Quem conduz as peripécias de Cruise (em impecável atuação, bem dublada aqui por Philippe Maia) é Christopher McQuarrie, um cineasta em formação, que, ao contrário do magistral De Palma, vem da palavra, da força da escrita, tendo conquistado o Oscar de Melhor Roteiro por "Os Suspeitos", há três décadas. Ele e o astro trabalham juntos desde o subestimado "Operação Valquíria" (2008) e estiveram juntos no fenômeno popular "Top Gun: Maverick", em 2022.

Filme a filme os dois travam uma parceria que, na telona, expressa-se a partir de uma investigação do mito do herói, pautada por uma expedição existencial ao que o arquétipo do "vigilante" ou do "guardião" tem de mais doído - e de mais particular -, em meio à força que os impele.

No roteiro de "Missão" nº 7, há um resquício vivo (e perigoso) do passado de Ethan, o terrorista Gabriel (vivido pelo nova-iorquino de origem porto-riquenha Esai Morales), tentando domesticar uma forma de IA (inteligência artificial) capaz de influir nos sistemas de defesa do mundo. Gabriel parece se encaixar no pior tipo de braço armado do terror que há: aquele que não faz exigências. Isso, aparentemente.
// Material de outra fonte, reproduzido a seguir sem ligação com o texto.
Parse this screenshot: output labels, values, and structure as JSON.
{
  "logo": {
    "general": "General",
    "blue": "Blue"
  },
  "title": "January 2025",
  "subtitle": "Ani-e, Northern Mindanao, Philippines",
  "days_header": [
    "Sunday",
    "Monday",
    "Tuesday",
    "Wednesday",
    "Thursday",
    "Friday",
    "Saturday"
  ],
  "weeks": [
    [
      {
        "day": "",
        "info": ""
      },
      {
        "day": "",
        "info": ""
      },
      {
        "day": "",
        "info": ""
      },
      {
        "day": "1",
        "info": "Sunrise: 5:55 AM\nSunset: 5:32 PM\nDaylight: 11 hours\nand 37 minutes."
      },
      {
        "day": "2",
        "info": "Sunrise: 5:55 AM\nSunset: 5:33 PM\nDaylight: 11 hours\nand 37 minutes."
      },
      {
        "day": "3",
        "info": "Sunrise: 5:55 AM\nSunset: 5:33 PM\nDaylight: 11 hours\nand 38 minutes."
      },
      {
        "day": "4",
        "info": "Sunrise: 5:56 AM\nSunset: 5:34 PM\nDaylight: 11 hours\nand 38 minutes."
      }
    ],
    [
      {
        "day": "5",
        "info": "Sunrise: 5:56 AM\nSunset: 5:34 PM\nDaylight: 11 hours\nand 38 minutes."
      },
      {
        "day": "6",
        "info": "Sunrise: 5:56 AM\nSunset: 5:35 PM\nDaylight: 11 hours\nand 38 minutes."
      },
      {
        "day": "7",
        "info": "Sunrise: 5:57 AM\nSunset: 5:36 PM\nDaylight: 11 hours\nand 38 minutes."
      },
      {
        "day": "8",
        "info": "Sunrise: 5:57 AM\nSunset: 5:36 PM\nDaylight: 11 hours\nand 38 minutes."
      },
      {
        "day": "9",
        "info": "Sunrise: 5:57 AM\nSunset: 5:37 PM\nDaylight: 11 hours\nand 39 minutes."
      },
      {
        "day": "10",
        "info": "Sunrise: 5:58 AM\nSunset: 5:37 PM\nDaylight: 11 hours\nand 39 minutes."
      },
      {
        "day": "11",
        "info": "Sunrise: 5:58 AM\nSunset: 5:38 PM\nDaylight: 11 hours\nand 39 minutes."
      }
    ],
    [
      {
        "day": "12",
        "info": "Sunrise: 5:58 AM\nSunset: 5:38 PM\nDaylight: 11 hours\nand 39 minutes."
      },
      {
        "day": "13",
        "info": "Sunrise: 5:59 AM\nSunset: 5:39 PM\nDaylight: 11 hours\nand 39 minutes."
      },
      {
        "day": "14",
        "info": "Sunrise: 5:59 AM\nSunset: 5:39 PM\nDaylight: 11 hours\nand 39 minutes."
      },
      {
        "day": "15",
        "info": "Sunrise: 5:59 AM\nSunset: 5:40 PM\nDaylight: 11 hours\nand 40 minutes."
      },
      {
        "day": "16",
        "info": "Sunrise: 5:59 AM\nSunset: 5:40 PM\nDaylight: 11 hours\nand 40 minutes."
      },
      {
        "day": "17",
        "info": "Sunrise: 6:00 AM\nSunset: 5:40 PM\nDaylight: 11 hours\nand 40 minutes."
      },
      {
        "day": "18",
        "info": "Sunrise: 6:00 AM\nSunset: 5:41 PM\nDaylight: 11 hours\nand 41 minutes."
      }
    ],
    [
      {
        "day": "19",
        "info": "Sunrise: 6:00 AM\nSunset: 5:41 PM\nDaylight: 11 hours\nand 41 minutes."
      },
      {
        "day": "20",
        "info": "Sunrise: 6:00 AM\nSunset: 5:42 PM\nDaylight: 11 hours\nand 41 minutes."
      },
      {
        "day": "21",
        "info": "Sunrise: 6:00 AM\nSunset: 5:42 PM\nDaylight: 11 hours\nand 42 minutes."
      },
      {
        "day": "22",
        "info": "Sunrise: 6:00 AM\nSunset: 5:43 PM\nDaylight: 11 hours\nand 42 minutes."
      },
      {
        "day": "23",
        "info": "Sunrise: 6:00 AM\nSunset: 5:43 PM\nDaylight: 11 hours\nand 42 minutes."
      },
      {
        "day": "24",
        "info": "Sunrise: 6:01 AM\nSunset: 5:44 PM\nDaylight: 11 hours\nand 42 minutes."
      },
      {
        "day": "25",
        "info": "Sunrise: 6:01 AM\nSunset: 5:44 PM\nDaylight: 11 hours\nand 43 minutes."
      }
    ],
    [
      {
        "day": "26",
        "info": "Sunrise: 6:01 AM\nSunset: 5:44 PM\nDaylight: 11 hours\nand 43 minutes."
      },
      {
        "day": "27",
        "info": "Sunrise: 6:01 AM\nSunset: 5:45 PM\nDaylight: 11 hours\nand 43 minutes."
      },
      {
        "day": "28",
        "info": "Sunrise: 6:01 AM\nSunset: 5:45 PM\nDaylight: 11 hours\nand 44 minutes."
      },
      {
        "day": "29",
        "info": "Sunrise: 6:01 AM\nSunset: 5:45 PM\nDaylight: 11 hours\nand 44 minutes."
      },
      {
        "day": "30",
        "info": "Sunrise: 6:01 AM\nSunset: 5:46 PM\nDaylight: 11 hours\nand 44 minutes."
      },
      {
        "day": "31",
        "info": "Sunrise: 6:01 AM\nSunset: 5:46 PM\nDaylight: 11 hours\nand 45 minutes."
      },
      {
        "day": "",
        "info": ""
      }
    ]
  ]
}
Conhecido por Hollywood desde "La Bamba" (1987), Morales consegue um holofote dos mais luminosos para desfilar uma vilania que nos assusta, mas traz consigo um grau de humanismo difícil de ser rotulado. Aliás, rótulos dos mais diversos são desfolhados e descartados no trabalho de McQuarrie para colocar em pauta os riscos inerentes à autonomia intelectuais dos sistemas operacionais e para abrir um debate sobre quais são as "agências" reguladores do Mal que agem nas sombras da vida, no jogo da morte. Jogo no qual Ethan - aqui no apogeu de sua evolução dramatúrgica - é um craque.

Formalmente, numa edição que se dilata ao longo de duas horas e 43 minutos, o realizador não deixa que nenhum minuto pareça desperdiçado (nem gorduroso), oferecendo ao público combates trincados de adrenalina, desafios às leis da aerodinâmica e uma sequência num trem para ficar para a posteridade.

Em tempos pós "John Wick", quando a saga estrelada por Keanu Reeves devolveu ao audiovisual o sabor da cinemática (o movimento puro), Cruise se adapta como ninguém às demandas das novas gerações. Com o carisma a mil, Morales faz de Gabriel um vilão antológico.